The National Transit Summaries and Trends (NTST) presents aggregate transit operating statistics by mode. Fifteen transit modes are included in the National Transit Database, but for this publication, statistics are presented for the predominant modes: bus, heavy rail, light rail, commuter rail, demand response and vanpool. These modes provided the most transit service and change over the time frame considered, 1991 through 2003.

TRANSIT MODES


Bus
The most common form of mass transit service provided throughout the United States. Buses operate on fixed routes and schedules over existing roadways. Buses must be in compliance with mass transit rules including Americans with Disabilities Act (ADA) provisions.

Commuter Rail
Local (short-distance) travel operating between a central city and adjacent suburbs.
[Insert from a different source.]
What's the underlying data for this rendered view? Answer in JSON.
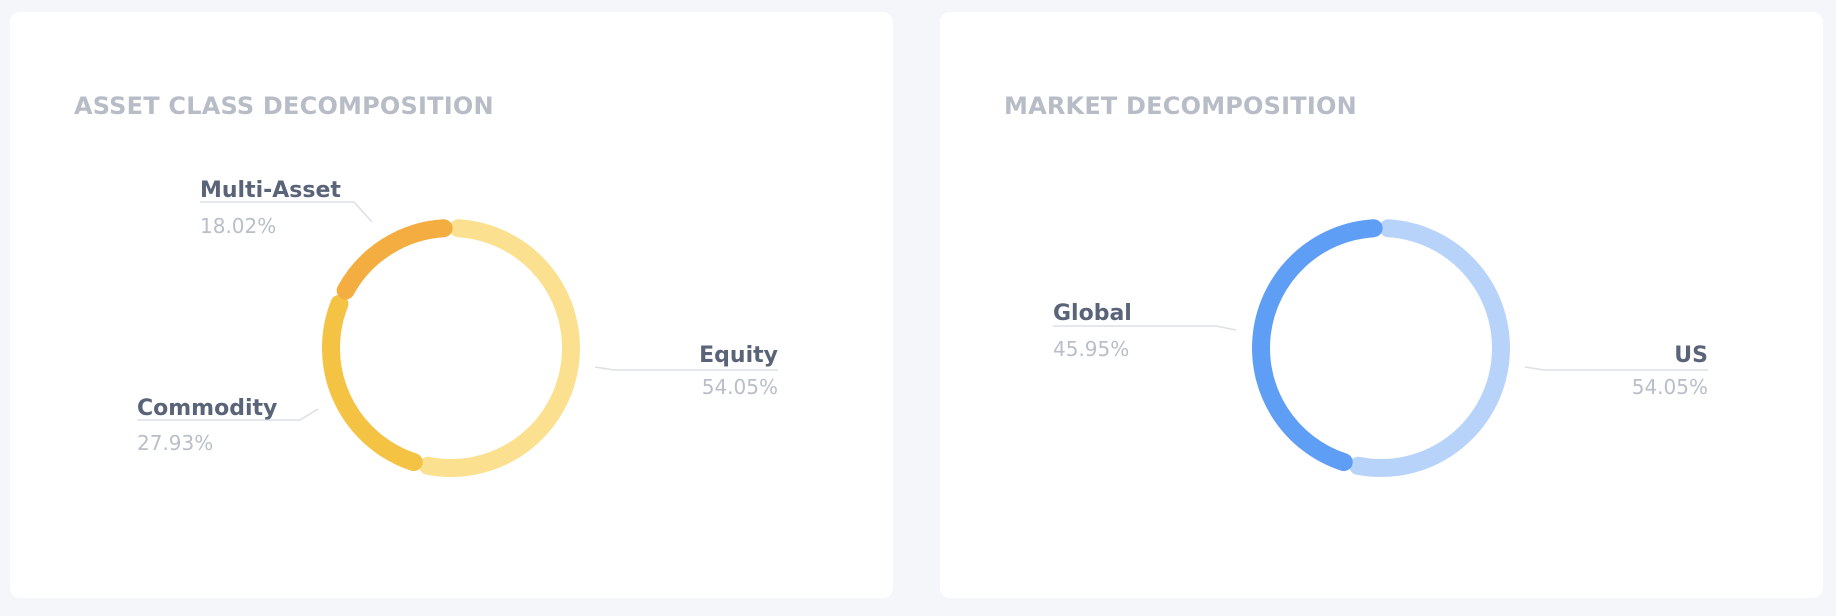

Service is provided on regular schedules, moving commuters within urbanized areas or between urbanized areas and outlying areas. Multi-trip tickets and specific station-to-station fares characterize commuter rail service, with one or two stations in the central business district.

Heavy Rail
Heavy rail service is characterized by high-speed and rapid acceleration passenger rail cars operating singly or in multi-car trains on fixed electric rails; separate rights-of-way from which all other traffic is excluded; sophisticated signaling, high platform loading and a heavy passenger volume.

Demand Response
Service (passenger cars, vans or small buses) provided upon request to pick up and transport passengers to and from their destinations. Typically, a vehicle may be dispatched to pick up several passengers at different pick-up points before taking them to their respective destinations and may be interrupted en route to these destinations to pick up other passengers.

Light Rail
Light rail is an electric railway with a lighter passenger volume compared to heavy rail. Passenger cars operating singly (or in short, two-car trains) on fixed rails in shared or exclusive right-of-way, low or high platform loading characterize light rail service. The vehicle’s power is drawn from an overhead electric wire.

Vanpool
Service operating under a ride sharing arrangement providing transportation to individuals traveling directly between their homes and a regular destination. The vehicles (vans, small buses, and other vehicles) must have a minimum seating capacity of seven. Vanpool(s) must also be in compliance with mass transit rules including Americans with Disabilities Act (ADA) provisions, be open to the public, availability must be advertised and the service must be operated by a public entity or a public entity must own, purchase or lease the vehicle(s).